1 2 3 4 5 6 7 8 9 10 11 12 13 14 15 16 17 18 19 20 21 22 23 24 25 26 27 28 29 30 31 32 33 34 35 36 37 38 39 40
– Давайте вспомним, Лида, какой это был день недели? – предложил Еремин.
– Очень просто. В четверг я работала. Собиралась позвонить ему в субботу. Значит, он звонил с пятницы на субботу
«Мальчика убили в пятницу утром… – прокручивал в голове сыщик. – Вечером я позвонил Грызунову и сообщил насчет дамских отпечатков. Он свалил все на горничную и утром в субботу отправил ее к маме. Все, как я и предполагал».
– Скажите, а с женой Грызунова вам приходилось сталкиваться?
– В основном с ней я и сталкивалась. Она меня нанимала. Хорошая была женщина, царство ей небесное!
– Грызунов любил жену?
– Откуда же мне знать такое? Наверно, любил, если бросил ради нее женщину с ребенком. Вам лучше поговорить с Зинаидой Ивановной, кухаркой. Она давно у него служит.
– Старые слуги обычно неразговорчивы.
– Хотите, я ее разговорю?
– Буду вам очень признателен.
– Завтра как раз мой день работы.
– Это ваша единственная работа?
– Я служу горничной еще в одном доме. Получается четыре дня в неделю.
– И что платят?
– Выходит примерно четыреста долларов в месяц. Двести пятьдесят из них отдаю за квартиру.
– У меня есть предложение, – решился Еремин. – Вы поступаете ко мне в контору. Работа в основном канцелярская, а также помощь в сыске. Вы можете жить прямо в конторе. Это квартира. Там есть кухня, холодильник, диван. В общем, все самое необходимое для жизни. Мне так будет даже удобней. Для начала я вам положу ваши четыреста долларов в месяц, но вы при таком раскладе избегаете лишних расходов.
– Меня бы это устроило.
– Тогда считайте, что завтрашний разговор с кухаркой Грызунова – это уже работа. Постарайтесь поподробней расспросить о взаимоотношениях хозяина с женой. И о первой жене. И узнайте точную дату возвращения Сергея Анатольевича из Америки.
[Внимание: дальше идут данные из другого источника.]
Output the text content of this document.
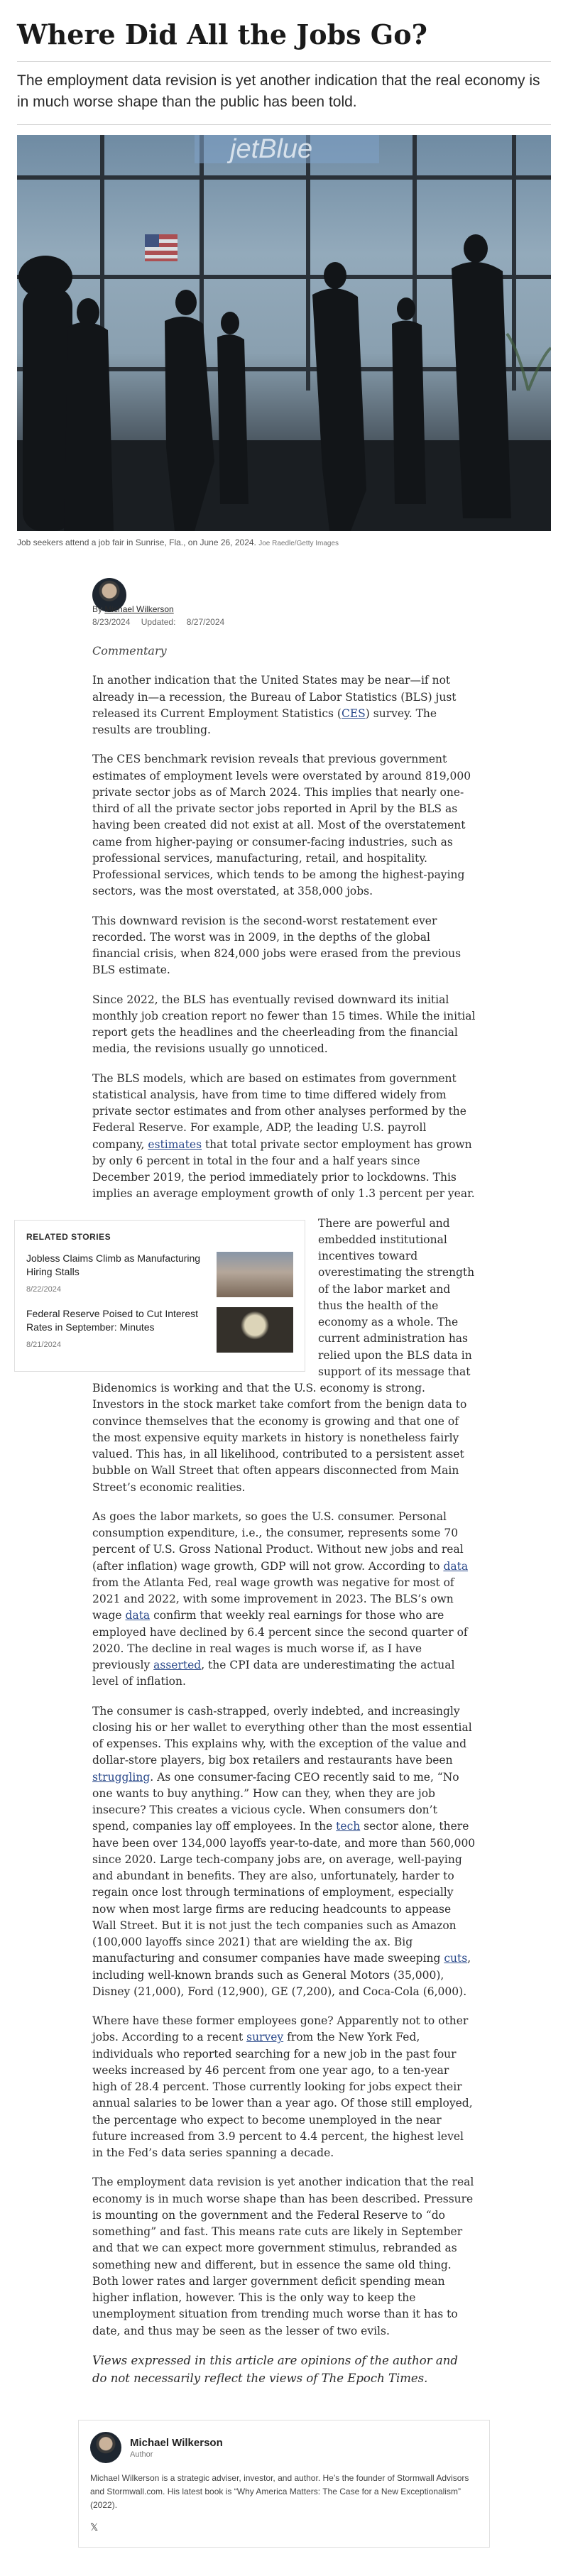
Where Did All the Jobs Go?

The employment data revision is yet another indication that the real economy is in much worse shape than the public has been told.

jetBlue

Job seekers attend a job fair in Sunrise, Fla., on June 26, 2024. Joe Raedle/Getty Images

By Michael Wilkerson
8/23/2024 Updated: 8/27/2024

Commentary

In another indication that the United States may be near—if not already in—a recession, the Bureau of Labor Statistics (BLS) just released its Current Employment Statistics (CES) survey. The results are troubling.

The CES benchmark revision reveals that previous government estimates of employment levels were overstated by around 819,000 private sector jobs as of March 2024. This implies that nearly one-third of all the private sector jobs reported in April by the BLS as having been created did not exist at all. Most of the overstatement came from higher-paying or consumer-facing industries, such as professional services, manufacturing, retail, and hospitality. Professional services, which tends to be among the highest-paying sectors, was the most overstated, at 358,000 jobs.

This downward revision is the second-worst restatement ever recorded. The worst was in 2009, in the depths of the global financial crisis, when 824,000 jobs were erased from the previous BLS estimate.

Since 2022, the BLS has eventually revised downward its initial monthly job creation report no fewer than 15 times. While the initial report gets the headlines and the cheerleading from the financial media, the revisions usually go unnoticed.

The BLS models, which are based on estimates from government statistical analysis, have from time to time differed widely from private sector estimates and from other analyses performed by the Federal Reserve. For example, ADP, the leading U.S. payroll company, estimates that total private sector employment has grown by only 6 percent in total in the four and a half years since December 2019, the period immediately prior to lockdowns. This implies an average employment growth of only 1.3 percent per year.

RELATED STORIES
Jobless Claims Climb as Manufacturing Hiring Stalls
8/22/2024
Federal Reserve Poised to Cut Interest Rates in September: Minutes
8/21/2024

There are powerful and embedded institutional incentives toward overestimating the strength of the labor market and thus the health of the economy as a whole. The current administration has relied upon the BLS data in support of its message that Bidenomics is working and that the U.S. economy is strong. Investors in the stock market take comfort from the benign data to convince themselves that the economy is growing and that one of the most expensive equity markets in history is nonetheless fairly valued. This has, in all likelihood, contributed to a persistent asset bubble on Wall Street that often appears disconnected from Main Street’s economic realities.

As goes the labor markets, so goes the U.S. consumer. Personal consumption expenditure, i.e., the consumer, represents some 70 percent of U.S. Gross National Product. Without new jobs and real (after inflation) wage growth, GDP will not grow. According to data from the Atlanta Fed, real wage growth was negative for most of 2021 and 2022, with some improvement in 2023. The BLS’s own wage data confirm that weekly real earnings for those who are employed have declined by 6.4 percent since the second quarter of 2020. The decline in real wages is much worse if, as I have previously asserted, the CPI data are underestimating the actual level of inflation.

The consumer is cash-strapped, overly indebted, and increasingly closing his or her wallet to everything other than the most essential of expenses. This explains why, with the exception of the value and dollar-store players, big box retailers and restaurants have been struggling. As one consumer-facing CEO recently said to me, “No one wants to buy anything.” How can they, when they are job insecure? This creates a vicious cycle. When consumers don’t spend, companies lay off employees. In the tech sector alone, there have been over 134,000 layoffs year-to-date, and more than 560,000 since 2020. Large tech-company jobs are, on average, well-paying and abundant in benefits. They are also, unfortunately, harder to regain once lost through terminations of employment, especially now when most large firms are reducing headcounts to appease Wall Street. But it is not just the tech companies such as Amazon (100,000 layoffs since 2021) that are wielding the ax. Big manufacturing and consumer companies have made sweeping cuts, including well-known brands such as General Motors (35,000), Disney (21,000), Ford (12,900), GE (7,200), and Coca-Cola (6,000).

Where have these former employees gone? Apparently not to other jobs. According to a recent survey from the New York Fed, individuals who reported searching for a new job in the past four weeks increased by 46 percent from one year ago, to a ten-year high of 28.4 percent. Those currently looking for jobs expect their annual salaries to be lower than a year ago. Of those still employed, the percentage who expect to become unemployed in the near future increased from 3.9 percent to 4.4 percent, the highest level in the Fed’s data series spanning a decade.

The employment data revision is yet another indication that the real economy is in much worse shape than has been described. Pressure is mounting on the government and the Federal Reserve to “do something” and fast. This means rate cuts are likely in September and that we can expect more government stimulus, rebranded as something new and different, but in essence the same old thing. Both lower rates and larger government deficit spending mean higher inflation, however. This is the only way to keep the unemployment situation from trending much worse than it has to date, and thus may be seen as the lesser of two evils.

Views expressed in this article are opinions of the author and do not necessarily reflect the views of The Epoch Times.

Michael Wilkerson
Author

Michael Wilkerson is a strategic adviser, investor, and author. He’s the founder of Stormwall Advisors and Stormwall.com. His latest book is “Why America Matters: The Case for a New Exceptionalism” (2022).

𝕏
– Слушаюсь, гражданин начальник! – весело ответила Лида.
– Завтра буду ждать вас в конторе с отчетом. О моем предложении прошу никому не говорить.
– Ясное дело. Еще кофе?
Уже прощаясь, Константин схватился за голову.
– Вы меня так обворожили, что я забыл о самом главном. Я приехал, чтобы снять ваши отпечатки пальцев. Поймите меня правильно…
– Я все понимаю, – рассмеялась Лида.
«Она все понимает, – думал он по дороге. – Кажется, я с наскока угодил в яблочко! Алла получит расчет! Надоело мне воевать с этой пигалицей! Только и знает, что задом вертеть!»
И еще:
«С Лидой мы должны сработаться. Теперь будет кому последить за Оленькой! Держись, любимая! Не видать тебе Бельгии, как собственных ушей!»
* * *
Антон очнулся на Патриарших. Впал в транс на целый час. И даже не знал наверняка: тот сумасшедший в галифе был на самом деле или привиделся… Вечная морока с этими Патриаршими!
Исчезновение Пати и странное письмо в ее почтовом ящике не оставляли сомнений: с девушкой что-то случилось. Но почему не позвонила ему?
Он еще раз попытался вызвонить ее по мобильному. И в который раз приятный женский голос сообщил по-английски и по-русски: «Телефон отключен или находится вне зоны действия сети».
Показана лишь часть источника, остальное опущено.